John Brown left for Mississippi to gather the rest of the Southern converts. Meanwhile, at Kanesville (modern-day Council Bluffs), President Young was encouraging the men to enlist in the U.S. Army and march to California to fight in the war with Mexico. He saw this as an opportunity for the group to use their monthly pay to help the Church move west. Although the Mormon Battalion had no military experience, the 520 men (accompanied by 35 women and 42 children) completed one of the longest infantry marches in United States history—a journey of nearly 2,000 miles. During the march, a detachment of sick men and accompanying families split off from the main group and fortunately met John Brown. He told them of the Pueblo settlement. They arrived in October 1846. Two other detachments also joined the colony.3

When the main group of the Mormon Battalion reached San Diego on 29 January 1847, the Mexican War had almost ended, so they were assigned to peacekeeping duties throughout southern California. This eventually led to the meeting of battalion members with Isaac Williams, who owned Chino Rancho.

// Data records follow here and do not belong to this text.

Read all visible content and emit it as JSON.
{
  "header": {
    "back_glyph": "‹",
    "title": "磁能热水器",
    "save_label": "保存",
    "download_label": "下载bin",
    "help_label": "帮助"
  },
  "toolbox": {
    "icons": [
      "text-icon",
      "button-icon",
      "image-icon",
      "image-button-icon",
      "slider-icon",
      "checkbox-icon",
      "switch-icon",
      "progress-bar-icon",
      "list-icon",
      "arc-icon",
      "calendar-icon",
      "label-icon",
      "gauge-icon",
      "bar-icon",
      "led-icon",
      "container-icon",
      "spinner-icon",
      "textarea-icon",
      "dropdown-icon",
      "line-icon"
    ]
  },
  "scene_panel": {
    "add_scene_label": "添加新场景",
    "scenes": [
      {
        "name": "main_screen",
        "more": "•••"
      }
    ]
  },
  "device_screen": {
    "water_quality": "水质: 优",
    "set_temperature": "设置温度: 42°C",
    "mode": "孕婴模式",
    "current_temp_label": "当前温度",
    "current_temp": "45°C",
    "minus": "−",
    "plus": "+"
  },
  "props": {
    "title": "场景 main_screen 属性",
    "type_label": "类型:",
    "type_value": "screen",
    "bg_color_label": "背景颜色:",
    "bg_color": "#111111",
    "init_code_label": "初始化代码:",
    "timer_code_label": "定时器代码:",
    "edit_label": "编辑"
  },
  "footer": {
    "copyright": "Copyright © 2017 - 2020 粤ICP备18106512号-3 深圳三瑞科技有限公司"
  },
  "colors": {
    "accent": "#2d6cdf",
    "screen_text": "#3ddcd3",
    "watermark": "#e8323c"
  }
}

Meanwhile, John Brown had arrived in Mississippi and was ready to bring the rest of the Southern Saints to Winter Quarters when he received word from President Young to have the group wait another year until the Saints had located in the West. Instead, he was to bring only a few able-bodied men to join President Young and the advance party in their 1847 trek from Winter Quarters west to the Salt Lake Valley. John Brown arrived with four white men and two African-American slaves, Hark Lay and Oscar Crosby. Another African-American, Green Flake, also joined the group.

On 8 April 1847, President Young’s advance company began its journey along the Platte. They were welcomed in Laramie, Wyoming, by 17 of the Latter-day Saint Pueblo colonists. President Young then sent Elder Amasa M. Lyman of the Quorum of the Twelve Apostles back to lead the rest of the Pueblo group to Utah. Some of the Mississippi Saints, including African-American pioneers, made history by arriving in the Salt Lake Valley on 23 July. By the time President Young arrived on 24 July, they had already planted potatoes and beans.4 The 275 Pueblo Saints arrived a few days later. President Young thanked the Mormon Battalion for having “saved the people by going into the Army.”5 After spending the first winter in the fort, some of the Mississippi Saints established the area of Holladay southeast of the city, the first settlement outside of Salt Lake City. Not long after, President Young asked them to lead out in the settlement of the San Bernardino area in southern California.

Notes

  1. Edward Leo Lyman, The Rise and Fall of a California Community (1996), 19.

  2. Lyman, The Rise and Fall of a California Community, 19.

  3. Lyman, The Rise and Fall of a California Community, 21.

  4. Leonard J. Arrington, “Mississippi Mormons,” Ensign, June 1977, 50.

  5. Richard E. Bennett, We’ll Find the Place: The Mormon Exodus, 1846–1848 (1997), 231.